Khachkar – Traditional Art type in Armenia
There are a number of symbols that represent Armenia’s rich culture and one of them, called khachkar, is absolutely unique. Khachkar means cross-stone if translated literally – khach means cross and kar means stone.
So, how did it evolve and what is so special about khachkars anyway?
HOW DID KHACHKAR EVOLVE IN HISTORY?
Initially, khachkars were carved in memory of someone and worshipped for religious purposes. The first khachkars appeared in the 4th century since Armenia had just adopted Christianity as an official religion. Initially, the crosses were carved on wood in order to mark the spots that monasteries and churches were going to be built, instead of pagan altars. But since wood was not at all durable, in the following centuries they were replaced by stones.
The first real khachkars are believed to have been created in the 9th century. Each of these khachkars was either marking new church to be built, or were a symbol of worship to God, or to mark a victory of some sort.

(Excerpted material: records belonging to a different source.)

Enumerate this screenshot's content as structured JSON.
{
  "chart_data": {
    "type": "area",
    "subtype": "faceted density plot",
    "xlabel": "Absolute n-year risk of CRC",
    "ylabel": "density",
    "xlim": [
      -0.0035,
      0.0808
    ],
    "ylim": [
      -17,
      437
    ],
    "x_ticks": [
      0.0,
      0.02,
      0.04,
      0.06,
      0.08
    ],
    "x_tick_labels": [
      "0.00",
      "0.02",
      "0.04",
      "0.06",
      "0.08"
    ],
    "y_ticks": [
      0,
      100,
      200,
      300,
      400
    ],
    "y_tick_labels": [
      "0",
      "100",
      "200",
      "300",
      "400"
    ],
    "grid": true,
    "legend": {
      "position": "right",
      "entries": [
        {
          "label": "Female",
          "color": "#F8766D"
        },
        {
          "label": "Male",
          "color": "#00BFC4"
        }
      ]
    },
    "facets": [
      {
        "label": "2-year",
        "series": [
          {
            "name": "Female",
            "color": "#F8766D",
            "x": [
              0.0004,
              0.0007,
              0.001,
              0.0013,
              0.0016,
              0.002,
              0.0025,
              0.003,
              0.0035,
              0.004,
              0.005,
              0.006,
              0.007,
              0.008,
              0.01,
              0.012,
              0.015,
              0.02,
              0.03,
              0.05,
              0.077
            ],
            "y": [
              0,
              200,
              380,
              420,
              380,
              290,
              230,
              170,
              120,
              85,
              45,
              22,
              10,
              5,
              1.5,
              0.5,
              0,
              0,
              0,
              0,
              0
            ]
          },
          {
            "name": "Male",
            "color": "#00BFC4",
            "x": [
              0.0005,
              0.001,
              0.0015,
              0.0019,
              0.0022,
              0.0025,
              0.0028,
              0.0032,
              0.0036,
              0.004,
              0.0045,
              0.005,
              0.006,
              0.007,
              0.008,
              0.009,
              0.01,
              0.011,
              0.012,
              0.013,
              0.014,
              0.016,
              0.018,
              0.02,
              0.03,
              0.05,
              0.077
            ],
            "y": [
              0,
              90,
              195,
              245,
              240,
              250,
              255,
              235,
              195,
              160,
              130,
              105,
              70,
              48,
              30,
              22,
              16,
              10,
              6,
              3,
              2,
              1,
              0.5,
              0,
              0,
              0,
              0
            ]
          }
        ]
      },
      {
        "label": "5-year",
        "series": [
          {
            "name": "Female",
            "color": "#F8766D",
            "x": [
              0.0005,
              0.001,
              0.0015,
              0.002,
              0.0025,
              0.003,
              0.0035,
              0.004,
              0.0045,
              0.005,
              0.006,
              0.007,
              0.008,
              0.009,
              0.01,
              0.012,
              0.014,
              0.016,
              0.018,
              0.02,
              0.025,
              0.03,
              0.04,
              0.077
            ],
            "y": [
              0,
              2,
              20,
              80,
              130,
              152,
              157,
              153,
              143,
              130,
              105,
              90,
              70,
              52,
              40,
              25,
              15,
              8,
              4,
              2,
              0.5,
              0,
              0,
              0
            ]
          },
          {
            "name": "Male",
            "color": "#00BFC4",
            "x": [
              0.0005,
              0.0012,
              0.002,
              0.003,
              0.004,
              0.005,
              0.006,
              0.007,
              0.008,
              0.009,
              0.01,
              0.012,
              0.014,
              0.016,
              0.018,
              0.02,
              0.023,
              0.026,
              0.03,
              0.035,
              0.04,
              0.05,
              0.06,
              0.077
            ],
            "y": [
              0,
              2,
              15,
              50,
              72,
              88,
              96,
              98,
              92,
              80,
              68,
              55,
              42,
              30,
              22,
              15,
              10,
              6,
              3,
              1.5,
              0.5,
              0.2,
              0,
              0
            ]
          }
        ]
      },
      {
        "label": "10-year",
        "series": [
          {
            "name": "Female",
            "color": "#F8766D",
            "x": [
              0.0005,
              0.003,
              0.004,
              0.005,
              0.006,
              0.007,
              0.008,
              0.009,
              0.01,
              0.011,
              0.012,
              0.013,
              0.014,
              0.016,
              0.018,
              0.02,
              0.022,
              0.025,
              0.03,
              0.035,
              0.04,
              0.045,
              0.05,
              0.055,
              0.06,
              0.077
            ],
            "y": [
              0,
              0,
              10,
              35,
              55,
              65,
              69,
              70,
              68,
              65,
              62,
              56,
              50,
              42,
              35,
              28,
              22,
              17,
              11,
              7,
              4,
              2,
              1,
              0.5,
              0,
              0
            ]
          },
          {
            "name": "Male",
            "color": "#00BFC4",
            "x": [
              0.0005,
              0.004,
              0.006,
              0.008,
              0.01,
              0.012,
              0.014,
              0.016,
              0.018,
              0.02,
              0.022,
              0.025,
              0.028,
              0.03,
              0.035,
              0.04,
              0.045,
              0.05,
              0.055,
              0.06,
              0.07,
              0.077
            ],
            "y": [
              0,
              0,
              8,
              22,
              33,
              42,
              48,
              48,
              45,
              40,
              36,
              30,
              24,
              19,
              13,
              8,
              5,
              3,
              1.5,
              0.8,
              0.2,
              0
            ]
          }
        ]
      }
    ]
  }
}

Later, khachkars also became used for purposes of grief – commemorating someone’s memory in case of their loss. To this day, it is very common to see khachkars in Armenia’s graveyards. On the contrary, many people even build khachkars and have it put in public. These khachkars celebrate the person’s life.
WHAT DOES KHACHKAR LOOK LIKE?
On the first glance, khachkars may look very similar, to a foreign eye, even the same. In reality, no two khachkars are the same. Each of their carvings is one of a kind. Khachkars are usually 1.5 meters tall and the carvings can have thousands of different patterns. Many khachkars include symbols of eternity, the sun or saints. Some khachkars are carved with Jesus in the centre and some are done as a lacework.
The material for khachkars usually includes stone, chisel, sharp hammers and other carving tools. Watching the process of carving the khachkar is truly mesmerizing.